Ampere itself is already official. NVIDIA formally introduced the part in May for the high-performance computing (HPC) market, in the form of the A100. That part boasts 54 billion transistors, 6,912 FP32 CUDA cores, 432 Tensor cores, and 108 streaming multiprocessors, along with 40GB of HMBe2 memory.
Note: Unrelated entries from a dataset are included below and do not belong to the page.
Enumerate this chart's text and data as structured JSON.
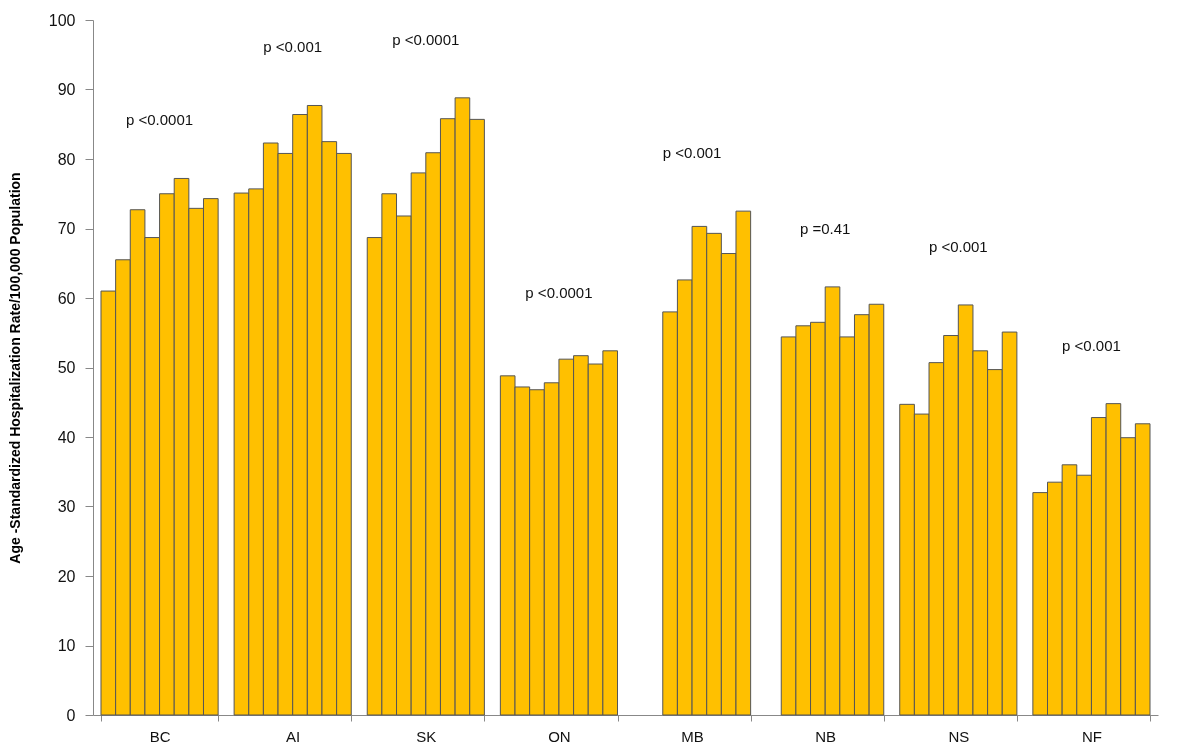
{
  "chart_data": {
    "type": "bar",
    "ylabel": "Age -Standardized Hospitalization Rate/100,000 Population",
    "categories": [
      "BC",
      "AI",
      "SK",
      "ON",
      "MB",
      "NB",
      "NS",
      "NF"
    ],
    "series": [
      {
        "color": "#ffc000",
        "values": [
          61.0,
          75.1,
          68.7,
          48.8,
          null,
          null,
          44.7,
          32.0
        ]
      },
      {
        "color": "#ffc000",
        "values": [
          65.5,
          75.7,
          75.0,
          47.2,
          null,
          54.4,
          43.3,
          33.5
        ]
      },
      {
        "color": "#ffc000",
        "values": [
          72.7,
          82.3,
          71.8,
          46.8,
          58.0,
          56.0,
          50.7,
          36.0
        ]
      },
      {
        "color": "#ffc000",
        "values": [
          68.7,
          80.8,
          78.0,
          47.8,
          62.6,
          56.5,
          54.6,
          34.5
        ]
      },
      {
        "color": "#ffc000",
        "values": [
          75.0,
          86.4,
          80.9,
          51.2,
          70.3,
          61.6,
          59.0,
          42.8
        ]
      },
      {
        "color": "#ffc000",
        "values": [
          77.2,
          87.7,
          85.8,
          51.7,
          69.3,
          54.4,
          52.4,
          44.8
        ]
      },
      {
        "color": "#ffc000",
        "values": [
          72.9,
          82.5,
          88.8,
          50.5,
          66.4,
          57.6,
          49.7,
          39.9
        ]
      },
      {
        "color": "#ffc000",
        "values": [
          74.3,
          80.8,
          85.7,
          52.4,
          72.5,
          59.1,
          55.1,
          41.9
        ]
      }
    ],
    "ylim": [
      0,
      100
    ],
    "yticks": [
      0,
      10,
      20,
      30,
      40,
      50,
      60,
      70,
      80,
      90,
      100
    ],
    "grid": false,
    "legend": false,
    "annotations": [
      "p <0.0001",
      "p <0.001",
      "p <0.0001",
      "p <0.0001",
      "p <0.001",
      "p =0.41",
      "p <0.001",
      "p <0.001"
    ]
  }
}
It's a beastly part.

On the consumer side, NVIDIA is expected to launch a handful GeForce RTX cards, though most of the leaks to this point have referenced the GeForce RTX 3080, GeForce RTX 3090, and a next-generation Titan RTX card.

According to Twitter user Kopite7kimi, however, NVIDIA is also prepping at least two other cards, those being the GeForce RTX 3070 Ti and GeForce RTX 3070. The tweet is private, but those who have been able to see it (including WCCFTech) report it references the following two GPUs and specs...
  • SKU0 GA104-400 PG141/142 GDDR6X/6 8GB 3072=3070Ti
  • SKU10 GA104-300 GDDR6 2944=3070
In other words, both cards will feature a GA104 GPU, as opposed to the rumored GA102 GPU that is said to power the GeForce RTX 3080 and up.
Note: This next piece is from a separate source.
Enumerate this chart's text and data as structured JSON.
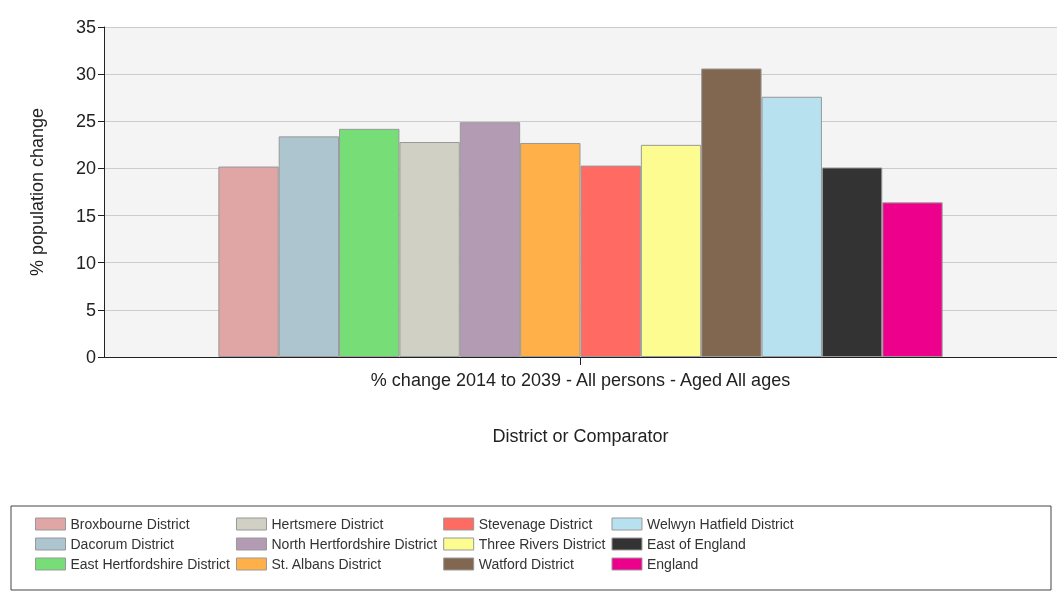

If the latest leak is correct, NVIDIA will at some point launch a GeForce RTX 3070 Ti with 3,072 CUDA cores and 8GB of GDDR6X or GDDR6 memory. Or perhaps both, if the company decides to release the same model across two different boards.
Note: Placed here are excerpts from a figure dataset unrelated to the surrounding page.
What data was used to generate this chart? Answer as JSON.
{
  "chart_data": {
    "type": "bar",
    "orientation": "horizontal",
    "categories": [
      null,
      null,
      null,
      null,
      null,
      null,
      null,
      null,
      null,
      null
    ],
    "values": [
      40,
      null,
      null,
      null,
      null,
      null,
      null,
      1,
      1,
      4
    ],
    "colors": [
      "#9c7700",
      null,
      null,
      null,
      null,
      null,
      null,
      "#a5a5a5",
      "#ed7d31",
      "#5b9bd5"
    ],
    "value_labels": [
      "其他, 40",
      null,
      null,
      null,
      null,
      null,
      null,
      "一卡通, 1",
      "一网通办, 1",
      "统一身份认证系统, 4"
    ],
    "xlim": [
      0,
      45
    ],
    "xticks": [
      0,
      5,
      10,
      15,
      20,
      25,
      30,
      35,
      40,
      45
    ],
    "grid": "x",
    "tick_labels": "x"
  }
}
For comparison, the current generation GeForce RTX 2080 Super (Turing) also wields 3,072 CUDA cores and 8GB of GDDR6 memory. So the improvements on the GeForce RTX 3070 Ti will come down to the architecture, including improved ray tracing performance (presumably).

As for the regular GeForce RTX 3070, it is said to arrive with 2,944 CUDA cores and an unspecified amount of GDDR6 memory (likely 8GB as well). For comparison, the CUDA core count and presumed memory arrangement matches the regular GeForce RTX 2080.

We will have to wait and see what actually materializes. That said, if these specifications hold true, we could be looking at a better bang-for-buck next round, depending on where pricing lands.